Shoveling sand into potholes is akin to sticking a finger in a hole in a dike. And in Grover Beach, it’s not just an occasional “dike” that’s in trouble; more than 65 percent of Grover’s streets have been rated “poor” or “failed,” according to a standardized pavement rating system.
Simply put, the city’s meager general fund budget of around $7 million per year will never stretch far enough to fix the city’s network of streets. For that reason, city officials have put a $48 million bond measure, K-14, on the November ballot.
The Tribune strongly supports its passage.
The longer the city delays, the worse the streets will become and, as construction costs rise, it will only get more expensive to fix them down the road.
Meanwhile, the deteriorating streets will continue to damage vehicles, put the city at risk of being sued, and even interfere with response times for emergency crews.
The city would not ask its residents to take on this debt if it weren’t absolutely necessary. Nor would we endorse it if there were another way to fund the repairs. To put it bluntly, the city has no other resources to draw upon — and, no, generating more money for streets by reducing it in other areas isn’t an option. Grover Beach already is remarkably frugal. It is the county’s fourth-largest city in terms of population, yet has the smallest staff, with around 50 employees.
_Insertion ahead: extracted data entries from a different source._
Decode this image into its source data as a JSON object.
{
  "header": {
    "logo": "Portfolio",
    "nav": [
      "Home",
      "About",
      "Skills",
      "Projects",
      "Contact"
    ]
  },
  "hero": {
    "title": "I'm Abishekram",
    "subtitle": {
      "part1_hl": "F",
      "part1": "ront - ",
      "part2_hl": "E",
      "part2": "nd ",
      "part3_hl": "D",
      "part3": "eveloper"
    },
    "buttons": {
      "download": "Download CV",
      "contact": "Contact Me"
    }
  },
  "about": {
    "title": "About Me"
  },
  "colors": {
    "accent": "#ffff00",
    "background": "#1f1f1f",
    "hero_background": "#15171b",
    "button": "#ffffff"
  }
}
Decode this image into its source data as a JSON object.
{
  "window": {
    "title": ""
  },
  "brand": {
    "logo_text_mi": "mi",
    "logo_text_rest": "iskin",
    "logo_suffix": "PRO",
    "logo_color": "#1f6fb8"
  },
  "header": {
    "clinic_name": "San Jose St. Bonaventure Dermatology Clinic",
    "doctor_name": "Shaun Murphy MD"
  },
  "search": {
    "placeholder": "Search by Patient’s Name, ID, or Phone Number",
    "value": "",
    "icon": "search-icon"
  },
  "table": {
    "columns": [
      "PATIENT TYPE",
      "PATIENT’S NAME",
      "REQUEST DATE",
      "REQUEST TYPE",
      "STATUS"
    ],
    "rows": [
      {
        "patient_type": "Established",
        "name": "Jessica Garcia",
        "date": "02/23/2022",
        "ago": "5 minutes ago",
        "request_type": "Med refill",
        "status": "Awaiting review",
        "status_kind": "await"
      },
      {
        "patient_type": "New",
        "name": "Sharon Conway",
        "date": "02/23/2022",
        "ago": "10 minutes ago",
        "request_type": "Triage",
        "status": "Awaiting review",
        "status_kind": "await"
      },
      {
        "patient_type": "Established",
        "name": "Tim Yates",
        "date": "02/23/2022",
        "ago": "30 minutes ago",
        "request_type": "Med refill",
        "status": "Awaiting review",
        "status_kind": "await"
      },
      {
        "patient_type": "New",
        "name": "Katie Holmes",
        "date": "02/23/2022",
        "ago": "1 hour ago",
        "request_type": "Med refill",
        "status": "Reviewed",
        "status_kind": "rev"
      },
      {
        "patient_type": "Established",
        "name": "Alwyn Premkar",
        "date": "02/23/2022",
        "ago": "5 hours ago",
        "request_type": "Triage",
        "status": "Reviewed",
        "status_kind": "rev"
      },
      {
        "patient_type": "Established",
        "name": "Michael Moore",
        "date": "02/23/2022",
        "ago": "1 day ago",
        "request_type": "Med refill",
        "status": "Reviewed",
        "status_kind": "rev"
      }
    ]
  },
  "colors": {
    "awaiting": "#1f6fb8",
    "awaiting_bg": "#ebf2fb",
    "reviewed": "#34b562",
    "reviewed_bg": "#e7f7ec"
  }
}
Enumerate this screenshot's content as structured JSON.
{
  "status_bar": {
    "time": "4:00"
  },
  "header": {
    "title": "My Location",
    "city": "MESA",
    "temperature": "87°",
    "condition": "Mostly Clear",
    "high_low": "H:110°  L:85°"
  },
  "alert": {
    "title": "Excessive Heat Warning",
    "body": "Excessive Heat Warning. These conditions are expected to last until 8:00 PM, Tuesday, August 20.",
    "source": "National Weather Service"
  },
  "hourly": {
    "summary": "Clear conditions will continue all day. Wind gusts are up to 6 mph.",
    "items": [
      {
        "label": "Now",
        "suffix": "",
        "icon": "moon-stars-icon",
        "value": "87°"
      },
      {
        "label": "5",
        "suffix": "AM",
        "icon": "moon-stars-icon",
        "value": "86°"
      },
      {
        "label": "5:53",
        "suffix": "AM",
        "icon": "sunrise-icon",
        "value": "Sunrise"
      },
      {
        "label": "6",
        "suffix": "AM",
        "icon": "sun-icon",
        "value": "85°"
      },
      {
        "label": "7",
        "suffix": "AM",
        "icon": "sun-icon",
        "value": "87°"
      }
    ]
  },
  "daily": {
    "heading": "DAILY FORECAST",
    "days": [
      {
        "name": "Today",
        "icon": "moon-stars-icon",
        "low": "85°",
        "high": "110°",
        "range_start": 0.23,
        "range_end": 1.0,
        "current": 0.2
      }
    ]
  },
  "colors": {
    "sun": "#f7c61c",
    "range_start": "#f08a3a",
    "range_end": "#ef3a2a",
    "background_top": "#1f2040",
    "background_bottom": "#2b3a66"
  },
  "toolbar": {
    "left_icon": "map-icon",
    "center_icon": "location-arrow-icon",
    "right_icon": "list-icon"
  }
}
Morro Bay, for example, has twice that number.
Grover Beach is trying to build its revenue base by attracting more businesses — efforts include the lodge/ convention center proposed for Highway 1 — but it’s going to be hard to do that if the streets are amess.
Realistically, the bond is not going to be an easy sell.
For one, the measure needs two-thirds approval to pass. That’s a high bar, although it is encouraging that in a telephone survey of 300 Grover Beach voters, 70 percent said they would definitely or probably vote yes, and another 5 percent were leaning that way.
Cost to property owners is another factor that could make passage difficult. It will take 45 years to pay off all of the bonds and, because they’ll be issued incrementally, the amount charged will vary from year to year. In 20 years, the cost could be as high as $153 a year per $100,000 of assessed value. Over the next few years, though, it will be much less — $25 per $100,000.
The city could have opted for asmaller amount. We believe, though, that the City Council was wise to be realistic about what it will take to get this huge job done.
With $48 million, the city will be able to rehab 29 miles of residential streets, plus some major streets that are uneven, cracked and potholed.
In fact, $48 million is still on the conservative side; a consultant estimated that to upgrade all city streets to “very good” condition, the city would need to spend $8.6 million a year for 10 years — $86 million.
Decent roads are something we often take for granted, but they are critical to a community’s well-being. Without them, the city will sink.
We strongly urge Grover Beach residents to vote yes on Measure K-14.